By David Horovitz May 3, 2005

Sela, the Disengagement Authority charged by Prime Minister Ariel Sharon with overseeing logistics for the 8,000 or so Israelis being evacuated from the Gaza Strip and northern Samaria this summer, has drawn up proposed new legislation to raise compensation payments for some settlers, The Jerusalem Post has learned.

The draft amendment, designed to improve some clauses in the scale of payments set out in Knesset-approved compensation laws, is to be discussed by the government in the next few days.

Specifically, the Post has been told, Sela head Yonatan Bassi believes it is unfair that some families may be eligible for only a few tens of thousands of dollars in compensation for their homes – a sum he considers tantamount to throwing them into the street.

Compensation for prefabricated homes, under the current legislation, is calculated at $700 per square meter. A family with an 80-sq.m. home, therefore, would be eligible for some $56,000 – a payment, Bassi is said to feel, that is too low to secure reasonable alternative housing.

Moreover, settlers are included in compensation calculations only from the age of 21 – whereas Bassi considers that they should be fully taken into account from 18, and that even children of 10 and up should be factored into payments to some degree.

To try to correct these and other perceived imbalances, the Post has been told, Sela has drafted an amendment to the Disengagement Implementation Law, and it is be presented to the government for consideration in the next week or two.
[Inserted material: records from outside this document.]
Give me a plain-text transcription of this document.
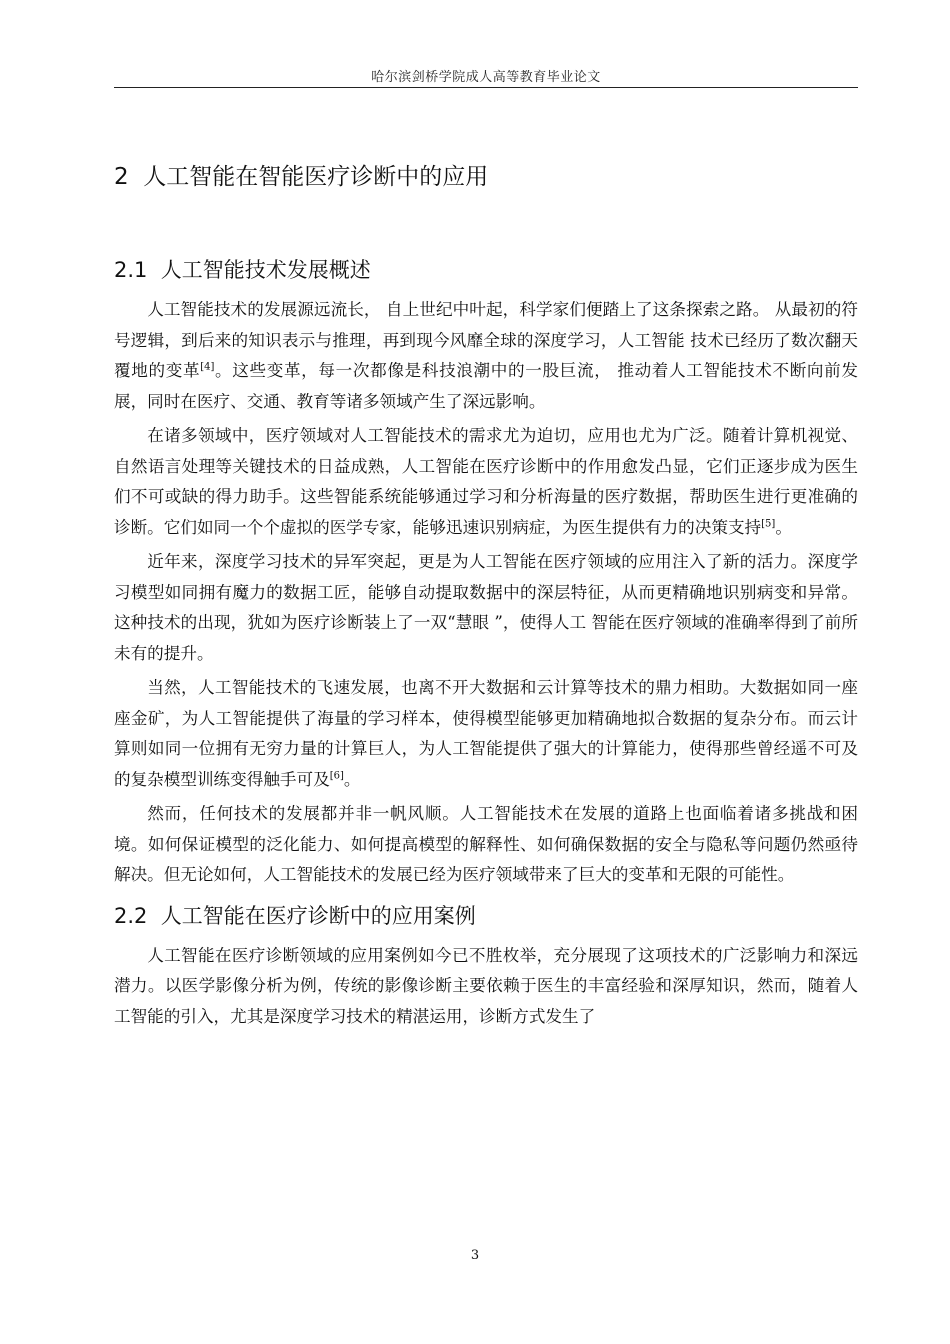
哈尔滨剑桥学院成人高等教育毕业论文
2 人工智能在智能医疗诊断中的应用
2.1 人工智能技术发展概述

人工智能技术的发展源远流长， 自上世纪中叶起，科学家们便踏上了这条探索之路。 从最初的符号逻辑，到后来的知识表示与推理，再到现今风靡全球的深度学习，人工智能 技术已经历了数次翻天覆地的变革[4]。这些变革，每一次都像是科技浪潮中的一股巨流， 推动着人工智能技术不断向前发展，同时在医疗、交通、教育等诸多领域产生了深远影响。

在诸多领域中，医疗领域对人工智能技术的需求尤为迫切，应用也尤为广泛。随着计算机视觉、自然语言处理等关键技术的日益成熟，人工智能在医疗诊断中的作用愈发凸显，它们正逐步成为医生们不可或缺的得力助手。这些智能系统能够通过学习和分析海量的医疗数据，帮助医生进行更准确的诊断。它们如同一个个虚拟的医学专家，能够迅速识别病症，为医生提供有力的决策支持[5]。

近年来，深度学习技术的异军突起，更是为人工智能在医疗领域的应用注入了新的活力。深度学习模型如同拥有魔力的数据工匠，能够自动提取数据中的深层特征，从而更精确地识别病变和异常。这种技术的出现，犹如为医疗诊断装上了一双“慧眼 ”，使得人工 智能在医疗领域的准确率得到了前所未有的提升。

当然，人工智能技术的飞速发展，也离不开大数据和云计算等技术的鼎力相助。大数据如同一座座金矿，为人工智能提供了海量的学习样本，使得模型能够更加精确地拟合数据的复杂分布。而云计算则如同一位拥有无穷力量的计算巨人，为人工智能提供了强大的计算能力，使得那些曾经遥不可及的复杂模型训练变得触手可及[6]。

然而，任何技术的发展都并非一帆风顺。人工智能技术在发展的道路上也面临着诸多挑战和困境。如何保证模型的泛化能力、如何提高模型的解释性、如何确保数据的安全与隐私等问题仍然亟待解决。但无论如何，人工智能技术的发展已经为医疗领域带来了巨大的变革和无限的可能性。

2.2 人工智能在医疗诊断中的应用案例

人工智能在医疗诊断领域的应用案例如今已不胜枚举，充分展现了这项技术的广泛影响力和深远潜力。以医学影像分析为例，传统的影像诊断主要依赖于医生的丰富经验和深厚知识，然而，随着人工智能的引入，尤其是深度学习技术的精湛运用，诊断方式发生了

3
Bassi is understood not to be concerned that the prospect of increased compensation will slow what is in any case only a trickle of Gaza families contacting Sela to sign on for compensation. This is because any increased rate of compensation will be applied retroactively even to families that have already concluded compensation deals.

Bassi is also said to consider it appropriate that Sela has drafted the amendment, rather than it coming from an individual MK, since, the Post has been told, he feels it is better that the authority overseeing the arrangements and dealing with the specifics on a daily basis initiate what it considers to be essential changes to the law.
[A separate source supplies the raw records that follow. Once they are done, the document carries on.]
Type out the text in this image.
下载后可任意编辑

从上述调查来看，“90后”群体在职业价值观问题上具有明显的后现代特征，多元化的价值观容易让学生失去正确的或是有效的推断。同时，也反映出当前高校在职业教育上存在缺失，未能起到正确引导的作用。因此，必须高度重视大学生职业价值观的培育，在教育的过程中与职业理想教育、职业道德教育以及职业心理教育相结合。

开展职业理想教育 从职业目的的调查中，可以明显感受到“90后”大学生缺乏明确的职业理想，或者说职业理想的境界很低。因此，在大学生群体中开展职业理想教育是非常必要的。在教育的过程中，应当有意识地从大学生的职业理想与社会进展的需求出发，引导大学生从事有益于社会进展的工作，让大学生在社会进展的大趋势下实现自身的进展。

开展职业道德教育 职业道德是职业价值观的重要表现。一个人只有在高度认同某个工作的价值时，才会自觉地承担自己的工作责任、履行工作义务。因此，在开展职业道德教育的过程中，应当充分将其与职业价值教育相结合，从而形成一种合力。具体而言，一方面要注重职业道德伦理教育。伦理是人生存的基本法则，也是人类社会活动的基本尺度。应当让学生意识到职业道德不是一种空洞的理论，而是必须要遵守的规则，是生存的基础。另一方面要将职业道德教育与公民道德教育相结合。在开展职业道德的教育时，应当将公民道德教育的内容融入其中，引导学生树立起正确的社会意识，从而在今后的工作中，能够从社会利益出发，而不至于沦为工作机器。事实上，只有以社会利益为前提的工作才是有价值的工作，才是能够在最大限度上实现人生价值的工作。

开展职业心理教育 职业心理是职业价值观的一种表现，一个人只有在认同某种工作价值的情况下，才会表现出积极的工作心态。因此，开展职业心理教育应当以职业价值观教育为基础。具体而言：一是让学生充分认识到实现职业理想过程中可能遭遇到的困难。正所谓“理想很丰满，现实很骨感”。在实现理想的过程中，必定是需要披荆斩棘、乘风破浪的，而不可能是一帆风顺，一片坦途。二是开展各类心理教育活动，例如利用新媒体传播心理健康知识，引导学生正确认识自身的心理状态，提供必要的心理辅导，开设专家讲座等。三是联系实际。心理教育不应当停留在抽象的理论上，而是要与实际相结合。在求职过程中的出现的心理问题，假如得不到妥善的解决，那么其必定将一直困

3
Overall, Bassi believes the compensation terms are reasonable – more generous than envisaged early in the legislative process, but not excessively so. The overall cost of compensation, for homes and businesses, is expected to total some $1 billion.

Families will receive an average of $200,000 to $300,000. In contrast with some of those evacuated from the Sinai settlements, Gaza’s evacuees will not be paid double the value of their homes, Bassi believes, but, rather, the fair value of their homes.
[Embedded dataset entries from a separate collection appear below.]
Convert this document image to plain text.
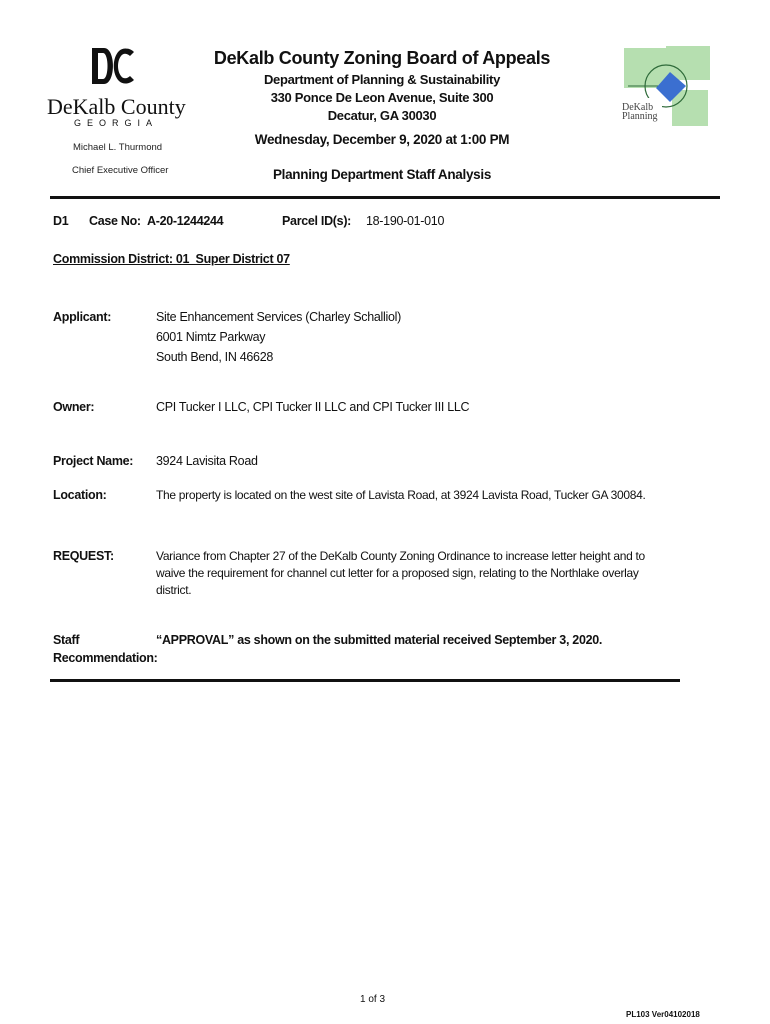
DeKalb County
GEORGIA
Michael L. Thurmond
Chief Executive Officer
DeKalb County Zoning Board of Appeals
Department of Planning & Sustainability
330 Ponce De Leon Avenue, Suite 300
Decatur, GA 30030
Wednesday, December 9, 2020 at 1:00 PM
Planning Department Staff Analysis
DeKalb
Planning
D1 Case No: A-20-1244244	Parcel ID(s): 18-190-01-010
Commission District: 01  Super District 07
Applicant:	Site Enhancement Services (Charley Schalliol)
6001 Nimtz Parkway
South Bend, IN 46628
Owner:	CPI Tucker I LLC, CPI Tucker II LLC and CPI Tucker III LLC
Project Name: 3924 Lavisita Road
Location:	The property is located on the west site of Lavista Road, at 3924 Lavista Road, Tucker GA 30084.
REQUEST:	Variance from Chapter 27 of the DeKalb County Zoning Ordinance to increase letter height and to
waive the requirement for channel cut letter for a proposed sign, relating to the Northlake overlay
district.
Staff
Recommendation:
“APPROVAL” as shown on the submitted material received September 3, 2020.
1 of 3
PL103 Ver04102018
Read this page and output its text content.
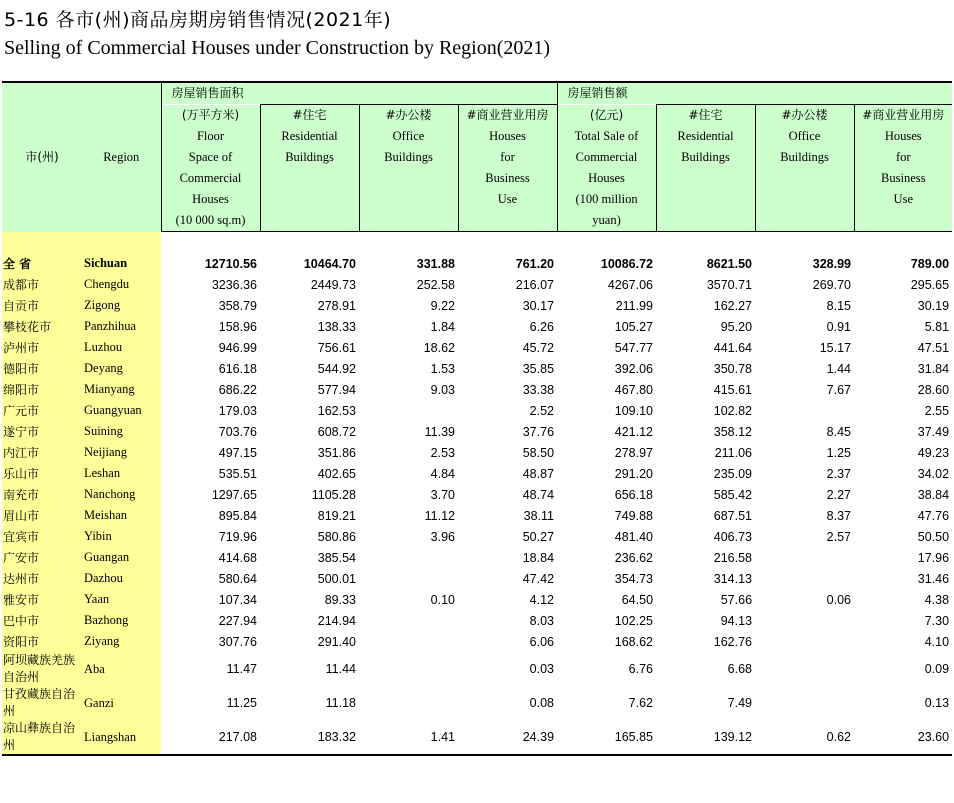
5-16 各市(州)商品房期房销售情况(2021年)
Selling of Commercial Houses under Construction by Region(2021)
市(州)	Region	房屋销售面积				房屋销售额			
		(万平方米)	#住宅	#办公楼	#商业营业用房	(亿元)	#住宅	#办公楼	#商业营业用房
		Floor	Residential	Office	Houses	Total Sale of	Residential	Office	Houses
		Space of	Buildings	Buildings	for	Commercial	Buildings	Buildings	for
		Commercial			Business	Houses			Business
		Houses			Use	(100 million			Use
		(10 000 sq.m)				yuan)			

全 省	Sichuan	12710.56	10464.70	331.88	761.20	10086.72	8621.50	328.99	789.00
成都市	Chengdu	3236.36	2449.73	252.58	216.07	4267.06	3570.71	269.70	295.65
自贡市	Zigong	358.79	278.91	9.22	30.17	211.99	162.27	8.15	30.19
攀枝花市	Panzhihua	158.96	138.33	1.84	6.26	105.27	95.20	0.91	5.81
泸州市	Luzhou	946.99	756.61	18.62	45.72	547.77	441.64	15.17	47.51
德阳市	Deyang	616.18	544.92	1.53	35.85	392.06	350.78	1.44	31.84
绵阳市	Mianyang	686.22	577.94	9.03	33.38	467.80	415.61	7.67	28.60
广元市	Guangyuan	179.03	162.53		2.52	109.10	102.82		2.55
遂宁市	Suining	703.76	608.72	11.39	37.76	421.12	358.12	8.45	37.49
内江市	Neijiang	497.15	351.86	2.53	58.50	278.97	211.06	1.25	49.23
乐山市	Leshan	535.51	402.65	4.84	48.87	291.20	235.09	2.37	34.02
南充市	Nanchong	1297.65	1105.28	3.70	48.74	656.18	585.42	2.27	38.84
眉山市	Meishan	895.84	819.21	11.12	38.11	749.88	687.51	8.37	47.76
宜宾市	Yibin	719.96	580.86	3.96	50.27	481.40	406.73	2.57	50.50
广安市	Guangan	414.68	385.54		18.84	236.62	216.58		17.96
达州市	Dazhou	580.64	500.01		47.42	354.73	314.13		31.46
雅安市	Yaan	107.34	89.33	0.10	4.12	64.50	57.66	0.06	4.38
巴中市	Bazhong	227.94	214.94		8.03	102.25	94.13		7.30
资阳市	Ziyang	307.76	291.40		6.06	168.62	162.76		4.10
阿坝藏族羌族自治州	Aba	11.47	11.44		0.03	6.76	6.68		0.09
甘孜藏族自治州	Ganzi	11.25	11.18		0.08	7.62	7.49		0.13
凉山彝族自治州	Liangshan	217.08	183.32	1.41	24.39	165.85	139.12	0.62	23.60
To date the Disengagement Authority has received slightly less than 100 of 1,700 expected claims for compensation, while hundreds more have turned to the courts seeking higher sums.

Late Monday night, the government and settlers met to discuss the compensation issue and to try to hammer out a group solution for the evacuated settlers.

Among the possible solutions is the expansion of the community of Nitzan within the larger Nitzanim area, which has developed 100 of its 500 approved units, thereby leaving 400 more for Gaza settlers. The government is also considering developing 1,000 homes in the open area by the sea that lies within the Ashkelon municipal boundaries.

The settlers, represented by the Legal Forum for the Land of Israel, have opposed the Ashkelon plan because they prefer to be governed by their own local council rather than having to operate within the Ashkelon Municipality.

Their preference would be the open area which abuts the sand dunes of Nitzanim.